Дома меня ждал неприятный сюрприз. Матери не было. Все вещи из моего шкафа снова были раскиданы по комнате. И книги с полки тоже валялись как попало на полу. Что означало одно: мать опять нашла мою заначку. И хотя теперь я стал умнее и не хранил все яйца в одной корзине, она отыскала самую большую часть – сорок марок. Я плакать был готов от бессилия. Но только зло стукнул кулаком по столу и, пошагав из угла в угол, отправился в кухню. Следовало проверить, как там у нас с продуктами – за последнее время я успел привыкнуть, что мать стала немного заниматься хозяйством и мне не надо постоянно заботиться о куске хлеба и готовке.
Там все оказалось не совсем плачевно. К примеру, я даже нашел вчерашние котлеты, разогрел их и съел, отметив для себя, что если отец разозлился на меня сильно и либо совсем не принесет алименты, либо отдаст их матери, а не мне, то к следующей пенсии нам останется только сожрать друг друга. И не в переносном смысле, а в смысле привет, каннибализм.
Потом, отложив на время мысли о печальном, я уселся за уроки. И хотя ужасно хотелось позвонить Дику и выяснить, сильно ли он на меня обиделся, я не стал этого делать. Потому что если сильно – то что я мог ему возразить? Или пообещать? К тому же у него сегодня, кажется, занятия с репетиторами.
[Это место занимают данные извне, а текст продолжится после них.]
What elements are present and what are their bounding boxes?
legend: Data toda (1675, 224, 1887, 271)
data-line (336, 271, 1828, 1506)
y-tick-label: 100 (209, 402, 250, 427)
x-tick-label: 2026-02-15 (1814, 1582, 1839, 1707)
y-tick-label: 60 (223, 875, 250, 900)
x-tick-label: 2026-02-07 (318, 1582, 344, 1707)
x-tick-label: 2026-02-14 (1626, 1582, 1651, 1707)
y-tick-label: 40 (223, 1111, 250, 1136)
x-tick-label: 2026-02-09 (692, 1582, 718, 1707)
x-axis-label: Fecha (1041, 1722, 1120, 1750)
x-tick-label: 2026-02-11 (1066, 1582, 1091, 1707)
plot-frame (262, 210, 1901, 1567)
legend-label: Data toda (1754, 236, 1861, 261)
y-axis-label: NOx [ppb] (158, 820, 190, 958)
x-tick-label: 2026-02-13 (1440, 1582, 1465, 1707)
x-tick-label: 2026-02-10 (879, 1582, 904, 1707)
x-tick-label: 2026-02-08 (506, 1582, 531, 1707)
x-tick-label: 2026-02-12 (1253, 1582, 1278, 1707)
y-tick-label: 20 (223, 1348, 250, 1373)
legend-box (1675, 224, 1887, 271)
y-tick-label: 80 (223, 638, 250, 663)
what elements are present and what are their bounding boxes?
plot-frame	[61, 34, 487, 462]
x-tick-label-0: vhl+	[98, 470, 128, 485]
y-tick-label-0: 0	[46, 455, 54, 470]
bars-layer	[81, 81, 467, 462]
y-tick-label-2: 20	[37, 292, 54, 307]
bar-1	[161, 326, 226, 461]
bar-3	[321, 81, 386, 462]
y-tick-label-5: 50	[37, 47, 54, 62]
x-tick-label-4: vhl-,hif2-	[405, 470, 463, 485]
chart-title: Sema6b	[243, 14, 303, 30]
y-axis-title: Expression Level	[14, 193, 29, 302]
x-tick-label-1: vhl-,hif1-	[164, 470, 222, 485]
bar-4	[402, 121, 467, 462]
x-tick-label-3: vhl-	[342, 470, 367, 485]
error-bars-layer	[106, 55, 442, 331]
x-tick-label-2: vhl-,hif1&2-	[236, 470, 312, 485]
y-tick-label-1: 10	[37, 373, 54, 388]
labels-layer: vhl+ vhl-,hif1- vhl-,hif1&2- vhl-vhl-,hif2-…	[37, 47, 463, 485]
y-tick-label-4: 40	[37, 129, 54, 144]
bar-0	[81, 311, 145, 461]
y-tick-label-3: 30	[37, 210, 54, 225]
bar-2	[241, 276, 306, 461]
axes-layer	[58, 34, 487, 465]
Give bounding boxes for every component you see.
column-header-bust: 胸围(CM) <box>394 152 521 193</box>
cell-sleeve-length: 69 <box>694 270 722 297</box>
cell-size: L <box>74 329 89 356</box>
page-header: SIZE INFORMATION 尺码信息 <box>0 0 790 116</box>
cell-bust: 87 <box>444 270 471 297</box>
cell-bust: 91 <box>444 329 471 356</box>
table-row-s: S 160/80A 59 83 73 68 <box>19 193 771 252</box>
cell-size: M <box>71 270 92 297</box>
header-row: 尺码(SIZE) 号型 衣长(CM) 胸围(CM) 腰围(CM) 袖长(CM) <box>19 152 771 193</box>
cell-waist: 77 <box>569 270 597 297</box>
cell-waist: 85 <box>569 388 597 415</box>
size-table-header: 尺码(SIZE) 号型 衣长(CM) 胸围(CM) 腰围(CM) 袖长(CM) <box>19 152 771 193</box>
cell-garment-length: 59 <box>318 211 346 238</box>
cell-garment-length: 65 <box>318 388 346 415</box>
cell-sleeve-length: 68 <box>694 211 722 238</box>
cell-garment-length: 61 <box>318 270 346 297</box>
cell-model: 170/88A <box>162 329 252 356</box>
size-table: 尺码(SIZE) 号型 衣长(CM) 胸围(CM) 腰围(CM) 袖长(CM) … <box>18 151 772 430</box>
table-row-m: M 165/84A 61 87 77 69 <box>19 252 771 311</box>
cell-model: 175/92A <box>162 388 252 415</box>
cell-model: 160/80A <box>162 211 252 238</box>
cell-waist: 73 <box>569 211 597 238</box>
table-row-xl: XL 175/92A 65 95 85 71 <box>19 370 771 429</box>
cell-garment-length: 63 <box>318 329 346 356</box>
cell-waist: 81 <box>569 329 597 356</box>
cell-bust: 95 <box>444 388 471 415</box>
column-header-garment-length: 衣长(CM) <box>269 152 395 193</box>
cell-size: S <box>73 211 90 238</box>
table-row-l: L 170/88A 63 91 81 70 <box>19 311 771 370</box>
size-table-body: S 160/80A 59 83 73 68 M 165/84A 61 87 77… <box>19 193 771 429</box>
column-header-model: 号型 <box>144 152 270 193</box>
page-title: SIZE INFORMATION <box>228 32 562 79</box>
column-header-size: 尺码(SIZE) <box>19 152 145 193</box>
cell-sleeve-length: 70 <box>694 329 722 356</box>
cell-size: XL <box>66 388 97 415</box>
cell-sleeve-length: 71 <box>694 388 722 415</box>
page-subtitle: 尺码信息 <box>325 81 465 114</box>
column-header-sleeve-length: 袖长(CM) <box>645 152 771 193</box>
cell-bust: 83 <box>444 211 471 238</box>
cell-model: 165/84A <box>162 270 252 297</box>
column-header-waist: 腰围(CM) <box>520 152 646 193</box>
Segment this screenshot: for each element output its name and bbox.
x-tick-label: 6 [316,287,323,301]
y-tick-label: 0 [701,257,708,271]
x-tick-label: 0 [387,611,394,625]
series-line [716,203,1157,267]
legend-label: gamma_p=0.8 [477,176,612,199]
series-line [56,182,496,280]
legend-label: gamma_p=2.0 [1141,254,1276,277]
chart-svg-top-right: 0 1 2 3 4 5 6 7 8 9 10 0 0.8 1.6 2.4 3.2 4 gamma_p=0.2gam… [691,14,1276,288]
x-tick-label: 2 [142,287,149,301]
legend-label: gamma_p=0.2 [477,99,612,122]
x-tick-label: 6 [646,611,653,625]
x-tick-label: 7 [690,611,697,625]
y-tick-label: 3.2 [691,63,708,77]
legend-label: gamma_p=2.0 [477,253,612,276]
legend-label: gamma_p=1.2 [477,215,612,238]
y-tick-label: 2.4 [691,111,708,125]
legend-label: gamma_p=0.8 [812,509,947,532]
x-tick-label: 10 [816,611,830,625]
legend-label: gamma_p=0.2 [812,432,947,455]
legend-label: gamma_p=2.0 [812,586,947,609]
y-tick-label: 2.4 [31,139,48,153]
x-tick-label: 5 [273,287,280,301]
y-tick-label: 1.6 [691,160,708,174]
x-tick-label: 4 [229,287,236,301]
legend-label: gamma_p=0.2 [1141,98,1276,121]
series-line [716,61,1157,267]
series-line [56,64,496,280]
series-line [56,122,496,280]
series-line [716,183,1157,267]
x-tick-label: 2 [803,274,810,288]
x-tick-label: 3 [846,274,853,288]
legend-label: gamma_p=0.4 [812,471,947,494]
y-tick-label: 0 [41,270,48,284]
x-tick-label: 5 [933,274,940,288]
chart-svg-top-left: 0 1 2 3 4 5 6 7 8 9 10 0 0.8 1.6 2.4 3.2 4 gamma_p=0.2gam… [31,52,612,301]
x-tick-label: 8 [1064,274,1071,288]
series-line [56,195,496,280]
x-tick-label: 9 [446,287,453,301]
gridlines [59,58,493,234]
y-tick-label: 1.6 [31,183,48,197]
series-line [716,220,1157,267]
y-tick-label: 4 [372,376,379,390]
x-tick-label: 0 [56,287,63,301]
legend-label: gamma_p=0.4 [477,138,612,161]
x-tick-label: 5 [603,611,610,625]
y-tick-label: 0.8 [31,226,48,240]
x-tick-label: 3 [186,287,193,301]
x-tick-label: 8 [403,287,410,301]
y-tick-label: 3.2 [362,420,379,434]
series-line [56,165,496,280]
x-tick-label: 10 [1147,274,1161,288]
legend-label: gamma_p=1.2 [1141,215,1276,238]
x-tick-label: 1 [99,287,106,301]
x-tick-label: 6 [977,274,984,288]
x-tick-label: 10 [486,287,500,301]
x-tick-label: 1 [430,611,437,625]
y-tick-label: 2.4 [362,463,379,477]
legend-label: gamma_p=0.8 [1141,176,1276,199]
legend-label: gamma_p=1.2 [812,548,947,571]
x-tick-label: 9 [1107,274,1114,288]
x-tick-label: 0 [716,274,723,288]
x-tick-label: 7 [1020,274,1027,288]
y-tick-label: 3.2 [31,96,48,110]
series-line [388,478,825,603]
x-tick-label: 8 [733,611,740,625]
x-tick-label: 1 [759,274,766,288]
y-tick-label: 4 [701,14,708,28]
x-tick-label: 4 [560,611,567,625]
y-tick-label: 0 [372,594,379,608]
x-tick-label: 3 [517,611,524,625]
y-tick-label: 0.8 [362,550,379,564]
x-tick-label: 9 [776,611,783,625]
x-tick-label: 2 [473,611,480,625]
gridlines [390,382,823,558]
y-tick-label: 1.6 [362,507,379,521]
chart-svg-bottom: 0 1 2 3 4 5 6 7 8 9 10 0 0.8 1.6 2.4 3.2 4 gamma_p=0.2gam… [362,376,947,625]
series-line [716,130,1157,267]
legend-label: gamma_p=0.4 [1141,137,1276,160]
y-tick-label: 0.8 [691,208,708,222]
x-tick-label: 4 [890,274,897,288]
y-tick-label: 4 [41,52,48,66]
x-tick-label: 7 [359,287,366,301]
А если после них он усвистает в какой-нибудь «БиБи», то лучше мне и не знать. Просто ждать этого обещанного «завтра!». Так гораздо приятнее.
Вечером после работы притащился Сильвестр. Открыв ему дверь, я с порога сказал:
– Матери нет.
– Да? И где она? – тут же насторожился он, не успев снять куртку и обувь.
– Понятия не имею. Но вряд ли будет сегодня вообще – она нашла сорок марок.
Он немедленно озверел:
– Ты дебил! – заорал он. – Недоносок! Почему ты позволил ей взять деньги?
Я, откровенно говоря, сначала опешил:
– Позволил? Да спрашивала она меня, как же! Сама нашла. Всю комнату перевернула.
– Чем ты думал вообще?! Ты в курсе, что ей нельзя пить?! Она сейчас лекарства принимает, которые с алкоголем совсем не сочетаются!!!
– Да меня даже дома не было! Я, между прочим, еще в школе учусь – а ты в курсе? – наконец заорал и я.
– Тогда какого хрена, ублюдок, ты хранишь деньги дома?!
– Сам ублюдок! – завопил я. – А где я должен их хранить? На улице под корягой? Или с собой носить, чтобы меня на улице ограбили? Один раз с меня куртку сняли, и я потом три дня на одной ноге по дому прыгал. Надо, чтобы по голове тюкнули и совсем прибили?!
– Да ты понимаешь, что у нее элементарно сердце остановиться может от перегрузки? Она с прошлого раза не восстановилась еще, а тут новая доза, да еще на таблетки! Я сам ей покупал и сам же ими в свое время лечился – я знаю, что во время курса алкоголь строго противопоказан! Если она помрет – это ты будешь виноват!
– Я ей что, в глотку его заливал, алкоголь этот? Хоть когда-нибудь?! И про таблетки твои я первый раз слышу! Вы мне хоть слово про них сказали?!
– Ты не ребенок! А думать хотя бы иногда надо!!!
Мне казалось, раскрасневшийся вспотевший Сильвестр готов кинуться на меня с кулаками, и я невольно сделал шаг назад, но уступать не собирался.
– И о чем я должен был думать? – на удивление, это прозвучало почти спокойно.
– О том, что просто так отравление не проходит. Что за пять дней в клинике только снимают угрозу жизни, а лечение должно продолжаться!
– Ладно, – согласился я. – Теперь я в курсе. И что это меняет? Меня отпустят со школьных занятий, чтобы я следил за матерью? Позволят открыть счет в банке, чтобы положить туда огромную сумму в сорок марок? Или мать вдруг меня послушается и бросит пить?
– Ты ее сын! Она тебя любит! Конечно же, она бы послушалась.
– Ха-ха-ха! – отчетливо сказал я. – Очень смешно. Она меня ненавидит. Особенно когда выпьет. Так что может только послать. А то и по шее накостылять.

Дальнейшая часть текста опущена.